Rap music has also become more rock influenced. Hip-Hop tracks rarely garner widespread recognition if they aren’t made with an auto-tune, synch, or metal beat. Rap/Rock collabos have become an increasingly bankable trend in Hip-Hop as well, such as Jay-Z and Linkin Park’s “Numb/Encore” single and Kanye West and Iver on his “Lost in the World” track. A few rap artist, including Jay-Z and Lil’ Wayne, have also used electric guitars during performances.

However, record sells seemingly have a bigger place in this discussion than the authenticity of the Hip-Hop music genre. The belief amongst many is that, low-selling rap artists, like 50 cent, who maintain a hard-core street image/style are unable to transition into the alternative “rock star” movement—therefore—they reject it.

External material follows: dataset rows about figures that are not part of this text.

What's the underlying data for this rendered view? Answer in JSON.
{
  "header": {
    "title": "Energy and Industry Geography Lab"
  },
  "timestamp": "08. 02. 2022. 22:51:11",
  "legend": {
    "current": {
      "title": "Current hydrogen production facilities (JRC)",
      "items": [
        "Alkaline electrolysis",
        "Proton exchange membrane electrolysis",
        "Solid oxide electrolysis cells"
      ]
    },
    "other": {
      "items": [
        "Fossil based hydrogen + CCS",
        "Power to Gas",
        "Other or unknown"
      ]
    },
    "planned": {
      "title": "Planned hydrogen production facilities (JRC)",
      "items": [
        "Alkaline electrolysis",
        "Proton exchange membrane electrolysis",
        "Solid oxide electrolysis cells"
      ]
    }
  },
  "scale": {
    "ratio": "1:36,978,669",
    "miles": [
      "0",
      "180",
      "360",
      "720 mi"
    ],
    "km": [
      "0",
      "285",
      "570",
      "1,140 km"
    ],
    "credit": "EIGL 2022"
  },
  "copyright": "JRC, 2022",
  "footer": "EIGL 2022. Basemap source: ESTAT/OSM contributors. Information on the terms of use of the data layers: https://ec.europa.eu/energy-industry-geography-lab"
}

Rappers who continue to abide by traditional rap styles view those who don’t as sell-outs to the craft.

But Hip-Hop is more than a music genre; it is a flourishing and evolving culture. The fashion, the sound, and the influences are ever-changing. Those who are able to evolve as the culture does—are likely to maintain the larger-than-life personas that we see in Hip-Hop today. When we compare “rock stars” of the past to our current Hip-Hop stars, I think that it is safe to say that rap artists are the music industry’s new “rock stars” and they have found a solid spot in the industry because of it.